Umam mengatakan, pertemuan Prabowo dan Megawati sekaligus bisa menjadi strategi perimbangan kekuatan politik di tengah masih menguatnya spekulasi akan naiknya Jokowi atau Gibran pada pucuk kepemimpinan Golkar pasca-munaslub beberapa waktu lalu.
"Potensi naiknya klan Jokowi dalam kepemimpinan Golkar, berpotensi menjadi ancaman bagi Prabowo yang memiliki kekuatan politik lebih kecil dibanding Golkar di dalam Koalisi Indonesia Maju (KIM)," tukas Umam.
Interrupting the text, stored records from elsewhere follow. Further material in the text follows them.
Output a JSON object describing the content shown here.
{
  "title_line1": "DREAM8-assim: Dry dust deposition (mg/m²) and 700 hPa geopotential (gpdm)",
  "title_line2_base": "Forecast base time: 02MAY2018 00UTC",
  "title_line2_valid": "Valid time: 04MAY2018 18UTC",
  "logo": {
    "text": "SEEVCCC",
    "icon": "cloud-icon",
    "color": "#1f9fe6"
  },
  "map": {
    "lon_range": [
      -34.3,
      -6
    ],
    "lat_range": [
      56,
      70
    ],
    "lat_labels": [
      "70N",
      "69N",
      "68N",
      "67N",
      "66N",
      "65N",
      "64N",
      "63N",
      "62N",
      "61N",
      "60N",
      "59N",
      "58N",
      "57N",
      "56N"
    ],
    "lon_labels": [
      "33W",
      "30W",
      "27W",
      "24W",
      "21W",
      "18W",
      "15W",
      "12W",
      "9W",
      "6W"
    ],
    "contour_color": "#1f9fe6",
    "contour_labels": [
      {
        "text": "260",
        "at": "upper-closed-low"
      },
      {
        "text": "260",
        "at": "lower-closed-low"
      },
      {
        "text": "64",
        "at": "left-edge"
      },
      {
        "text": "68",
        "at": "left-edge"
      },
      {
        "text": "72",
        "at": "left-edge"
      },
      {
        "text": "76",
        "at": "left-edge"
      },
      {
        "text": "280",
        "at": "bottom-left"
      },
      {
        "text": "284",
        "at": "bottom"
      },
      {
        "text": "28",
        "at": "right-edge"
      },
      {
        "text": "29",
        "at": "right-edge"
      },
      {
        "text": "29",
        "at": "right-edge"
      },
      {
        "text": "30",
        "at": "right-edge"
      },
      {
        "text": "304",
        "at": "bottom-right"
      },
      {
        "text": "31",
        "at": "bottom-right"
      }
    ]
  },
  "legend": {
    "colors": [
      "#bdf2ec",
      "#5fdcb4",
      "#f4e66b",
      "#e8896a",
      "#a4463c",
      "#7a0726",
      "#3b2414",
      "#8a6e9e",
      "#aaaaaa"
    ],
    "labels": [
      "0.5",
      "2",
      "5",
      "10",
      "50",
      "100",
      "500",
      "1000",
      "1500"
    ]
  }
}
Umam mengatakan, strategi pendekatan dan kemauan untuk membuka komunikasi antara Prabowo dan Megawati ini, bisa menjadi peringatan politik kepada Jokowi, agar tidak mengontrol atau mengintervensi lebih jauh arah kekuasaan pemerintahan baru. Bahkan, jelas dia, bisa saja Prabowo secara perlahan memutus aliansinya dengan Jokowi, sebagaimana ayahanda Gibran itu melakukannya kepada Megawati.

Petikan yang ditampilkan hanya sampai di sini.